Russian government hackers penetrated the computer network of the Democratic National Committee and gained access to the entire database of opposition research on GOP presidential candidate Donald Trump, according to committee officials and security experts who responded to the breach.
The intruders so thoroughly compromised the DNC’s system they also were able to read all email and chat traffic, said DNC officials and the security experts.
The intrusion into the DNC was one of several targeting American political organizations. The networks of presidential candidates Hillary Clinton and Donald Trump were also targeted by Russian spies, as were the computers of some GOP political action committees, U.S. officials said. Details on those cases were not available.
A Russian Embassy spokesman said he had no knowledge of such intrusions.
Some of the hackers had access to the DNC network for about a year, but all were expelled over the past weekend in a major computer cleanup campaign, the committee officials and experts said.
The DNC said that no financial, donor or personal information appears to have been accessed or taken, suggesting that the breach was traditional espionage, not the work of criminal hackers.
The intrusions are an example of Russia’s interest in the U.S. political system and its desire to understand the policies, strengths and weaknesses of a potential future president — much as American spies gather similar information on foreign candidates and leaders.

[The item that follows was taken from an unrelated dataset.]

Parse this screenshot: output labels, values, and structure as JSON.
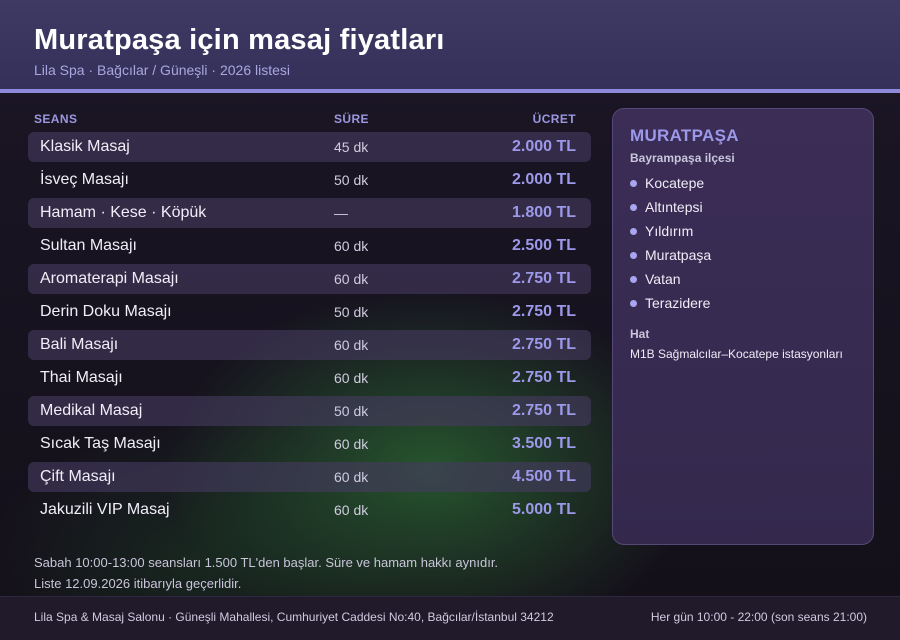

The depth of the penetration reflects the skill and determination of the United States’ top cyber adversary as Russia goes after strategic targets from the White House and State Department to political campaign organizations.
“It’s the job of every foreign intelligence service to collect intelligence against their adversaries,” said Shawn Henry, president of CrowdStrike, the cyber firm called in to handle the DNC breach and a former head of the FBI’s cyber division. It is extremely difficult, he noted, for a civilian organization to protect itself from a skilled and determined state such as Russia.
President Vladimir Putin has spoken favorably about Trump, who has called for better relations with Russia and expressed skepticism about NATO. But unlike Clinton, whom the Russians probably have long had in their spy sights, Trump has not been a politician for very long, so foreign agencies are playing catch-up, analysts say.